Phillips & Crew Co. v. Drake

13 Ga. App. 764 | Ga. Ct. App. | 1913

Russell, J.

Whitfield and others executed a promissory note to ■John Drake in 1908. On March 17, 1911, Phillips & Crew Company sold to Whitfield a piano, under a conditional-sale contract, in which title was reserved in the seller. In 1912 Drake sued on Whitfield’s note given in 1908, obtaining a judgment in December, 1912. The execution which issued upon this judgment was not filed for record or recorded upon the general execution docket of the •county. On February 21, 1913, it was levied upon a piano in Whitfield’s possession, admitted to be the same piano which had been sold to him by Phillips & Crew Company. At the time of the levy there was due upon the conditional-sale contract an unpaid balance of something more than one' hundred dollars. The contract had never been recorded. Phillips & Crew Company filed a ■claim to the piano, and before the trial of the claim ease, but after the levy of Drake’s fi. fa., they filed their conditional-sale contract for record in the clerk’s office of the superior court. Upon the trial in the superior court the judge directed a verdict in favor of the plaintiff in fi. fa. Exception is taken to that judgment. The •only question presented by the record is whether the lien of the judgment in favor of Drake is superior to Phillips & Crew Company’s reservation of title.

This case is controlled adversely to the plaintiff in error by the ■decision of the Supreme Court in Southern Iron & Equipment Co. v. Voyles, 138 Ga. 258 (75 S. E. 248, 41 L. R. A. (N. S.) 375, Ann. Cas. (1913D) 369). In that case it was held that the lien of ■an attachment, obtained after the execution of a conditional bill of ■sale which had been illegally recorded, had priority over the conditional sale, notwithstanding the attachment was founded on a ■debt antecedent to the conditional bill of sale. The statute (Civil 'Code, § 3262) provides that an unrecorded or a defectively recorded *765mortgage is postponed to younger liens. It is pointed out in the decision just cited that the same rules govern the priority of conditional bills of sale, as affected by registration, as govern the registration of mortgages. In the present case the undisputed evidence shows that Drake obtained a judgment which was junior in date to the conditional sale upon which the claim of title of the plaintiff in error was founded. The mere fact that this judgment was founded upon a debt antecedent to the conditional sale did not prevent the judgment lien from having priority over the conditional sale. The facts of the case clearly distinguish it from the cases of Conder v. Holleman, 71 Ga. 93, and American Law Book Co. v. Brunswick Crosstie Co., 12 Ga. App. 259 (77 S. E. 104). In both of these cases the lien under which priority was claimed antedated the contract of conditional sale.

A judgment creditor whose lien is obtained before the conditional sale is made is not one of the third persons referred to in section 3318 of the Civil Code. If, however, his lien is acquired after the conditional sale is made, he does come within the terms of that section of the code. While the debt upon which the judgment is founded was not created upon the faith of the debtor’s apparent unconditional ownership of the property, still the lien was obtained at a time when the possession of the debtor furnished presumptive evidence of ownership, and it is for this reason that the judgment lien takes priority.

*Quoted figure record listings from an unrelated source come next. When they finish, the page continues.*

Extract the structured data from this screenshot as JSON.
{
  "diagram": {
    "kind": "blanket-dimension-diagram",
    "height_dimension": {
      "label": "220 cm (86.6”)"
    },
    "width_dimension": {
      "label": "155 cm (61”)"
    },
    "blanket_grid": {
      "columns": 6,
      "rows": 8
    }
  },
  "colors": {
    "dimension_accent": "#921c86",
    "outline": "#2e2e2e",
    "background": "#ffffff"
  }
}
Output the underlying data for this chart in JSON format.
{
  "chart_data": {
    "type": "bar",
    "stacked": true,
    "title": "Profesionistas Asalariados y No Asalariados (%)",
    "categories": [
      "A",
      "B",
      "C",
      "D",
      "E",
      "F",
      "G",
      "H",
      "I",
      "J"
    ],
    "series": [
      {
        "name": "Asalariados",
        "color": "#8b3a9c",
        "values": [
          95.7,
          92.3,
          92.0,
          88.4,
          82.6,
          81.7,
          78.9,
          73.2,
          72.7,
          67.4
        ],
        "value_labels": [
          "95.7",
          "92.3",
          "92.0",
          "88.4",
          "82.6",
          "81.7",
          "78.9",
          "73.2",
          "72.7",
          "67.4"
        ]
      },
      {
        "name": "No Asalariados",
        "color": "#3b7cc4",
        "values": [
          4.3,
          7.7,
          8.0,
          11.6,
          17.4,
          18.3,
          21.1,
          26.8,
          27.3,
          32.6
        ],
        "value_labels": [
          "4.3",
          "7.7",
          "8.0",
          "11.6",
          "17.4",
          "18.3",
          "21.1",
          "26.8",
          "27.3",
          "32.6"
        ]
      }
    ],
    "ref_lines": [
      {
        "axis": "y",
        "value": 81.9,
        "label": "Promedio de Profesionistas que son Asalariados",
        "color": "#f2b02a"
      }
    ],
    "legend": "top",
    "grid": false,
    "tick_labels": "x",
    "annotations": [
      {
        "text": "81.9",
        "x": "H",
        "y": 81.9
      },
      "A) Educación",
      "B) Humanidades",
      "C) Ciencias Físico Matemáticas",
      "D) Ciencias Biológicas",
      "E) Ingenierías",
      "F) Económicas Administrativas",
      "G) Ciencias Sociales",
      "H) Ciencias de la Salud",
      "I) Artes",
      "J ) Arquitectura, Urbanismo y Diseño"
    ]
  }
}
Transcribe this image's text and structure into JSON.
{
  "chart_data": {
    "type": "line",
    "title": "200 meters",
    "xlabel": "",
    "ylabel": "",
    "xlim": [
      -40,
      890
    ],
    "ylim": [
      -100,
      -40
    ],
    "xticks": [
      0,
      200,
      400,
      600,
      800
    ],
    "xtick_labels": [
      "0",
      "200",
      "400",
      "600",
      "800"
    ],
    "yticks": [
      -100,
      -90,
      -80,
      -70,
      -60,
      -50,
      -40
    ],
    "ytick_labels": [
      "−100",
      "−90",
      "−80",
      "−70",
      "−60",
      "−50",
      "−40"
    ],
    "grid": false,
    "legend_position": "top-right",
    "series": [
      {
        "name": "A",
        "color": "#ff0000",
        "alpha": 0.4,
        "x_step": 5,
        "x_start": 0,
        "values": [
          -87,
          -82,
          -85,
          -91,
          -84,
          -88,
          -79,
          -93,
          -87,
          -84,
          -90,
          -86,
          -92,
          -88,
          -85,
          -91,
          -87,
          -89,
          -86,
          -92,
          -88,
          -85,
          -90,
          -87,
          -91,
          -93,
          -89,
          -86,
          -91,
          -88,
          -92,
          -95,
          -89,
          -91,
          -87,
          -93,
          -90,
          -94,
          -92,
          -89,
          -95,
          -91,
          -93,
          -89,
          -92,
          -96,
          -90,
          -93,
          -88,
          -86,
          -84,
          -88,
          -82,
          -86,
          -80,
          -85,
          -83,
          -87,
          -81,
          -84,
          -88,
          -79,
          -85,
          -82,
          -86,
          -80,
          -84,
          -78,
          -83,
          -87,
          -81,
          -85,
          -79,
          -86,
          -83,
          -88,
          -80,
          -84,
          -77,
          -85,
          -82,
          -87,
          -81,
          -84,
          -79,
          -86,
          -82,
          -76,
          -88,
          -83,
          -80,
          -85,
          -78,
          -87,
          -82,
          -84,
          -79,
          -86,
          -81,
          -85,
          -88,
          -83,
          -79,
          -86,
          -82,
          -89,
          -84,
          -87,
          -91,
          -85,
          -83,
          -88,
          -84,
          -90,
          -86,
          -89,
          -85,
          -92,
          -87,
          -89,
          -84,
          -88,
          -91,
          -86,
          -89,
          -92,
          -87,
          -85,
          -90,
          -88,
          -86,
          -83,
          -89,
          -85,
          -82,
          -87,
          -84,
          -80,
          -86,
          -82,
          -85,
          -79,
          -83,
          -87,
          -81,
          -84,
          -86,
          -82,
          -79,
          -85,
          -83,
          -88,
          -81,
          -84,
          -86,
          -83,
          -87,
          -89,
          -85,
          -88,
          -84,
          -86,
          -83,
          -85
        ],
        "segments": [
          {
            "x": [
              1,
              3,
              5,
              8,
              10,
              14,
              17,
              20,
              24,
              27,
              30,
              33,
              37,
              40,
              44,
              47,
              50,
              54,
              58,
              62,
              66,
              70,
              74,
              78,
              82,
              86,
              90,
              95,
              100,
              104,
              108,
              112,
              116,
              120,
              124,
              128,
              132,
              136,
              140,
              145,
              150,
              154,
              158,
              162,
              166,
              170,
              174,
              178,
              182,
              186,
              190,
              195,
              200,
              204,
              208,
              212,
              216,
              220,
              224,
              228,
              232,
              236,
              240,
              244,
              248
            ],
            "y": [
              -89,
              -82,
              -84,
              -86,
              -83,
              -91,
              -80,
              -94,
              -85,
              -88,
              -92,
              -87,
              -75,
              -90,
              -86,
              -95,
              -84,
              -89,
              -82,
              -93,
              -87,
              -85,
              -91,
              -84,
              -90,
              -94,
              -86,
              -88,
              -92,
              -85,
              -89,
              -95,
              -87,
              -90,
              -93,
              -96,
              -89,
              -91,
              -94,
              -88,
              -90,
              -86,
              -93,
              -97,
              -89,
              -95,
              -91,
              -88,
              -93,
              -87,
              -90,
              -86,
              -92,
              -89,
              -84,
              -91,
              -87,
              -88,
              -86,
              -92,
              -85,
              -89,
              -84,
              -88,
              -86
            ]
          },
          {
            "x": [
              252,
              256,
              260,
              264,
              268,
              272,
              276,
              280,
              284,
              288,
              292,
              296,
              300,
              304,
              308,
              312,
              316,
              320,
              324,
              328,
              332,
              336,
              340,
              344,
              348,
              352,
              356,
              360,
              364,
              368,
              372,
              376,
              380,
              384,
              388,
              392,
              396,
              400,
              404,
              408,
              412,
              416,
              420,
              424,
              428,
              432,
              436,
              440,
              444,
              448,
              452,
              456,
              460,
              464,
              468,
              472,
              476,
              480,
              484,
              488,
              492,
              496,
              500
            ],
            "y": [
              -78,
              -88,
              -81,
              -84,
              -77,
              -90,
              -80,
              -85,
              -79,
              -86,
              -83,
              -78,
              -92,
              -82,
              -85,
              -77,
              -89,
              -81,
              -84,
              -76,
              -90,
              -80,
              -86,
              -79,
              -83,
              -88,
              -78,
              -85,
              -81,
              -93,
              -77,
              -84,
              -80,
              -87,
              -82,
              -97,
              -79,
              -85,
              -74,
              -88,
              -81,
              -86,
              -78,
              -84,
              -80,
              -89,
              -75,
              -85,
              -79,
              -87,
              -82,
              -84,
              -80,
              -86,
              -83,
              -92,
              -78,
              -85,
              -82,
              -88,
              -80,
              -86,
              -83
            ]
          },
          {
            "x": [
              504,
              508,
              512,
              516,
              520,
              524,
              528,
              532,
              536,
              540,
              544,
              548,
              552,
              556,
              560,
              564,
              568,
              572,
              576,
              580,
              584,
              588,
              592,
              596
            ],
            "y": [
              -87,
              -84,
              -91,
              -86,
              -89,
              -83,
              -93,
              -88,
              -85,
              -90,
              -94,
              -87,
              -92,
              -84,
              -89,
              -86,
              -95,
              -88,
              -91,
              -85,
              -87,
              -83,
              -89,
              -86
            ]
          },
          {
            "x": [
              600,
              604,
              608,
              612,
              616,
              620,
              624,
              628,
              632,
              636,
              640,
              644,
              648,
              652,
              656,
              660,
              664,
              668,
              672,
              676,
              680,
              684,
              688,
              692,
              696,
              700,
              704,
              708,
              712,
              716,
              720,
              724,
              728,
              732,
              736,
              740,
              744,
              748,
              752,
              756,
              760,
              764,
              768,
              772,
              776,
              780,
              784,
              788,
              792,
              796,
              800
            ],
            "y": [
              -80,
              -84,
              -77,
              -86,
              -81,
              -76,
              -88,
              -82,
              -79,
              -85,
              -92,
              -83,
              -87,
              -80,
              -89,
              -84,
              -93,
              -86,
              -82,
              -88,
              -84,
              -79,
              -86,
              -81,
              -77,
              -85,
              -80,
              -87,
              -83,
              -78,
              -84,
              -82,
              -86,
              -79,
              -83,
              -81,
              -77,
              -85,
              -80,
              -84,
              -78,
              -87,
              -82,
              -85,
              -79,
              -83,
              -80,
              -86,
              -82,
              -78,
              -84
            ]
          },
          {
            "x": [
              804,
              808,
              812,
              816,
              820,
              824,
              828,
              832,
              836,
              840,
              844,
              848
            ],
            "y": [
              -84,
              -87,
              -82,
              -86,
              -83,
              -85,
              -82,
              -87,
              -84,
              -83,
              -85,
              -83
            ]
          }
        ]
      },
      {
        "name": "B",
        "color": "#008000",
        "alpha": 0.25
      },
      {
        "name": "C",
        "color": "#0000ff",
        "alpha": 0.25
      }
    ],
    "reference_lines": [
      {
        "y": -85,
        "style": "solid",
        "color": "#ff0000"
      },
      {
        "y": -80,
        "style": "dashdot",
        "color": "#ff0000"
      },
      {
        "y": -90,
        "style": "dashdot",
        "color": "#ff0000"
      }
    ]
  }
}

The fact that the execution which issued upon the judgment was not recorded upon the general execution docket of the county in which the judgment was rendered would make no difference. As against third parties acting in good faith and without notice, who may have acquired a transfer or lien binding the defendant’s property, a money judgment against him would not be a lien upon his property from the rendition thereof, unless the execution issuing thereon be entered upon the docket within ten days from the time of its rendition; and if not entered within ten days the lien dates from the time of such entry of the execution. Civil Code, § 3321. This section, however, has no application in the present case. The plaintiff in error is not in the position of one who acquires title on the faith of the defendant’s apparent unincumbered ownership without notice of the judgment lien. Having sold the property to the defendant and delivered it over into his possession without recording its contract of conditional sale, it took *766the risk of creditors of the defendant acquiring a lien against the property. The owner of personal property sold on conditional sale can not withhold the contract from record, and then enforce the reservation of title against one who subsequently obtains a lien at a time when the defendant is apparently clothed with the absolute title to the property.

There was no error in directing a verdict finding the property subject. ' Judgment affirmed.